$500m-valued Suno hit with new copyright lawsuit from Germany’s GEMA.
AI music generator Suno continues to be one of the most controversial entities in the music business today.
In June, the $500 million company was sued by the major record companies, along with fellow AI firm Udio, for allegedly training their systems using the majors’ recordings without permission – an accusation they pretty much admitted to in court filings in August.
Now Suno is also being sued for copyright infringement by German collection society and licensing body, GEMA.
GEMA represents the copyrights of around 95,000 members in Germany (composers, lyricists, music publishers) as well as over two million rightsholders worldwide.
GEMA accuses the AI company of “processing protected recordings of world-famous songs” without permission or remuneration.
According to GEMA, the AI tool generates audio content “that is confusingly similar to the original songs”.

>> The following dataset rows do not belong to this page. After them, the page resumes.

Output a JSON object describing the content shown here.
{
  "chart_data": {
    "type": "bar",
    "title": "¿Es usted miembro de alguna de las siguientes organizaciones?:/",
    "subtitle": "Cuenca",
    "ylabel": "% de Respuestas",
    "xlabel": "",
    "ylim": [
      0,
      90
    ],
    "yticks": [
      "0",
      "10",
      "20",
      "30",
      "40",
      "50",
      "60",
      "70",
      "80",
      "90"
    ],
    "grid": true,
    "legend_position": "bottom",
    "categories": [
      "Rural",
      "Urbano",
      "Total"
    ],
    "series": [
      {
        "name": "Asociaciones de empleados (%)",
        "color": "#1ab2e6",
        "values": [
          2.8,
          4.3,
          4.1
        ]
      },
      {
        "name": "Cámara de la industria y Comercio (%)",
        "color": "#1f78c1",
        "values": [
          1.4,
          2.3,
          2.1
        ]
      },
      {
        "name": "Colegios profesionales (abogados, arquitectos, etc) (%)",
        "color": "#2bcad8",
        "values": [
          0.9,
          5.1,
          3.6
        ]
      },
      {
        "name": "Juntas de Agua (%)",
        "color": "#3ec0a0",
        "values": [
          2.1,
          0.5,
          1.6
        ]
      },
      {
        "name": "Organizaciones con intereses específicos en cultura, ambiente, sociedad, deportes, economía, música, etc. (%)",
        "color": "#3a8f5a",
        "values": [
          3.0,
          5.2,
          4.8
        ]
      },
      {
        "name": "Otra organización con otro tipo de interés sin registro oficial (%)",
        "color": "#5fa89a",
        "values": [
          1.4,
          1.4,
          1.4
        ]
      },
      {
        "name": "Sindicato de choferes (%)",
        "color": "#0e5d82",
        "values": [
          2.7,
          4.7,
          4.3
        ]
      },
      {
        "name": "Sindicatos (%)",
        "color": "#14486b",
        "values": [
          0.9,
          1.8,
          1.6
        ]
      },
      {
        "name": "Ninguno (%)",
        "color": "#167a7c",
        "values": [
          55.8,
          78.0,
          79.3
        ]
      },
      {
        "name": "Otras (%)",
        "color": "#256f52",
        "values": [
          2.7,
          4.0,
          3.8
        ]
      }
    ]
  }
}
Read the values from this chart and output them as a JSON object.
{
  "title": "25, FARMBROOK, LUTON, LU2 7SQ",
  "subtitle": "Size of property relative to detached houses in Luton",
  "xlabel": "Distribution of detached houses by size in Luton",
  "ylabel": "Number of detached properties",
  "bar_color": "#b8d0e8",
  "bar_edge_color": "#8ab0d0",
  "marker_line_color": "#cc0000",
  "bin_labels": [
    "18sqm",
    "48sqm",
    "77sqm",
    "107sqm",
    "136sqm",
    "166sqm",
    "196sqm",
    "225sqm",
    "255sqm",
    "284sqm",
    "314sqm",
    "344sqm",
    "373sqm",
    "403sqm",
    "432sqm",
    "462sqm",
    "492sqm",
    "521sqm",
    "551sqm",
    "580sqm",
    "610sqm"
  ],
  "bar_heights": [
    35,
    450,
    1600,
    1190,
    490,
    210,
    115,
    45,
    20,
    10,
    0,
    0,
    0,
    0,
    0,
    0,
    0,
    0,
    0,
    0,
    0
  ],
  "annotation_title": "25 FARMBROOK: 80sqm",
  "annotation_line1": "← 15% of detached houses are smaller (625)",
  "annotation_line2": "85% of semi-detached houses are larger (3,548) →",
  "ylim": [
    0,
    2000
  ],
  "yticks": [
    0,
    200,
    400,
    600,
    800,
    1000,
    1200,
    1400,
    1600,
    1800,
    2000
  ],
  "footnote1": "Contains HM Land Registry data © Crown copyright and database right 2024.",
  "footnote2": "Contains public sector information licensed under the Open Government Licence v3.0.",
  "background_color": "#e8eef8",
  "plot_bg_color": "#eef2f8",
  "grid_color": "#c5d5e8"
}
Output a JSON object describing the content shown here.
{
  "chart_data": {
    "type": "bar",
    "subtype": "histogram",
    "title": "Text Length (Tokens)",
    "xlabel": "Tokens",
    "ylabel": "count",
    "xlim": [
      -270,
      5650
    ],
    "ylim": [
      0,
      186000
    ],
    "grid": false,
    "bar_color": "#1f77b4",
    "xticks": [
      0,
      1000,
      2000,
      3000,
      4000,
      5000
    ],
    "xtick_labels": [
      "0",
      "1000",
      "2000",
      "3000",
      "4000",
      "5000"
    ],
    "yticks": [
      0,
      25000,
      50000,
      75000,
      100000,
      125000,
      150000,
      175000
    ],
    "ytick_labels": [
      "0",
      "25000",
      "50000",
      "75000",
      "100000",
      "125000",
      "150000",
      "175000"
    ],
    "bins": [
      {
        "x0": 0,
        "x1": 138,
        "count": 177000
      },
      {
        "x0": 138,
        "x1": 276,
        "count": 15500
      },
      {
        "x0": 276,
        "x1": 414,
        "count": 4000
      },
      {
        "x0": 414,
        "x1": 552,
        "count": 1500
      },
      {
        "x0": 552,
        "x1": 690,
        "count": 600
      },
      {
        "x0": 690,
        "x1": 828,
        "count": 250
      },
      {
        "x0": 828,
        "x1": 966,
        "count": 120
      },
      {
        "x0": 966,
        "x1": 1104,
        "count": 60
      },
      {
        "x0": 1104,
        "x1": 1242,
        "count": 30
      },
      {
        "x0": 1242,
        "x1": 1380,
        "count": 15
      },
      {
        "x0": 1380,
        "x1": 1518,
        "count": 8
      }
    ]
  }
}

GEMA alleges that Suno is ripping off songs by Alphaville (Forever Young), Kristina Bach (Atemlos), Lou Bega (Mambo No. 5), Frank Farian (Daddy Cool), and Modern Talking (Cheri Cheri Lady).
GEMA alleged that OpenAI, via its ChatGPT chatbot, “reproduce[es] protected song lyrics by German authors without having acquired licenses or paid the authors in question”
GEMA filed the lawsuit against Suno with the Munich Regional Court on January 21.